Thursday, Dec 12, 2013
Fight to Keep Murray Center Open Gets New Help
CENTRALIA -- Parents of Murray residents have some new, powerful evidence in their lawsuit trying to keep the center open. An attorney says he's documented poor care that several people who used to live at the center are receiving at new community homes.
Attorney Stewart Freeman was appointed guardian for several Murray residents who are wards of the state. He made unannounced visits to several community homes called CILAs in Centralia and Mt. Vernon. The Murray Parents Association says what he saw is shocking.
It only took six visits to different CILAs to leave a bad impression on Freeman. In a scathing letter, criticizing the care of his wards, he wrote:
"Based upon what I have discovered to date, I do not have a high opinion of the CILAs and their ability to care for my medically fragile clients and clients with behavioral issues."
President of the Murray Parents Association Rita Winkeler says, "These people, most of them could not talk. They have no one to defend them. They do not have family, they are wards of the state."
Winkeler says she was shocked when Freeman described how one client was hospitalized from a seizure after not receiving proper medication for three days because of a shortage. Or when a staff member told him about a nutrition shortage for another client, who was given Ensure through a feeding tube instead. A staff worker also showed Freeman pay stubs documenting she worked 140 to 180 hours within two weeks.
"I think the whole thing just broke my heart, because I know some of those people they moved, they cannot defend themselves," she says. "And if we don't defend them, and the very people, DHS, who are supposed to be the people defending them, don't care."
The Department of Human Services says they are taking the allegations seriously, but don't believe this is the case with all of the community houses.
"IDHS executive staff members have visited these CILAs and have experienced first-hand how well the individuals are doing," explains Communications Director Januari Smith.
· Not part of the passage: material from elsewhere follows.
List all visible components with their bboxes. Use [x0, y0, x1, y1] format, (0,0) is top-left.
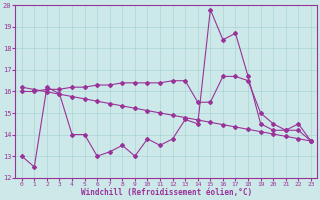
X-axis label: Windchill (Refroidissement éolien,°C): Windchill (Refroidissement éolien,°C): [81, 188, 252, 197]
She says DHS has asked a third party, Equip for Equality, to investigate the situations and report back to the department.
Winkeler says the move is a joke, since that company supports closing Murray. But she believes this affidavit will help the federal lawsuit to keep Murray open.
"Oh, I think it's definitely a huge advantage for our case, because this is showing the judge that the federal rights of these people who are being moved from the Murray Center are definitely being violated."
The two sides were supposed to go to court on Tuesday for a long-awaited injunction hearing, but several last-minute filings from the state and the threat of a government shut down pushed back the hearing date until November.
Freeman did not want to go on camera for this story.